Although blockchain technology is certainly in its infancy, we are already seeing progress regarding its implementation in everyday life, particularly in banking and financial industries. There are many important obstacles to overcome for blockchain to reach its full potential and be applied in healthcare, the most important issues being the technology’s scalability and data access controls. Some of the greatest advantages that application of this technology in healthcare could bring are access to a large pool of anonymized healthcare data that could be used for personalized drug development, rationalization of healthcare and health insurance costs, as well as improvement of public health policies. In addition, private health information could be in patients’ hands, empowering them to be in control of what information institutions receive and keep, under what circumstances, and for how long. Together with data availability about healthcare providers, this type of patient involvement could bring forth a new era in healthcare.

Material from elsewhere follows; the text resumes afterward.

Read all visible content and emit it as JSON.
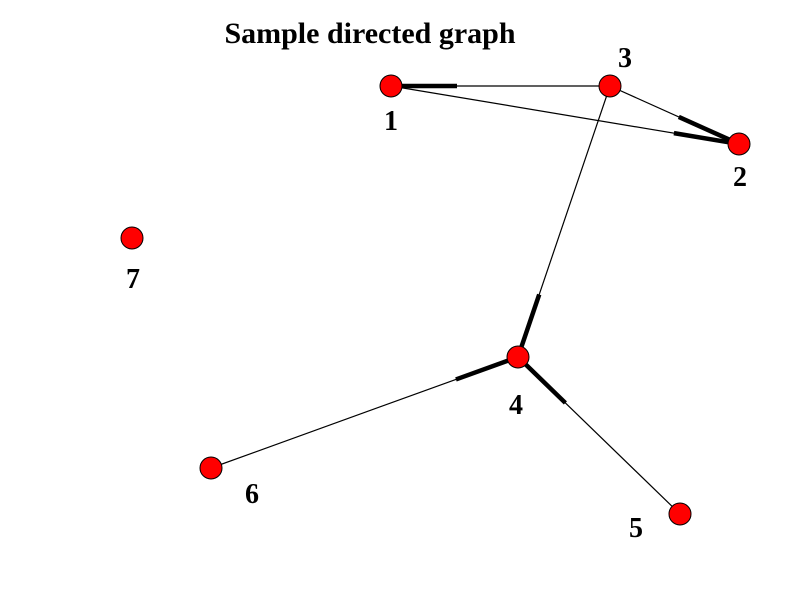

For this technology to move forward and fulfill the mentioned expectations of Swan’s Blockchain 3.0, many more production deployments, detailed proof-of-concept applications, as well as research articles focused on the technical benefits and limitations of blockchain technology should appear. Currently, the technology is not ready for broad-spectrum implementation and many of the potential projects are perhaps waiting for the foundation and infrastructure to be reliable with most of the basic problems solved. However, if in the following years these difficulties are overcome, we believe that new concepts, use cases, and monetary interests by many stakeholders will arise even more rapidly than today.

In conclusion, the academic literature is still considerably deficient regarding potential blockchain uses in healthcare systems. Health professionals and decision makers should become aware of the transformative potential that this technology presents for the practice of medicine.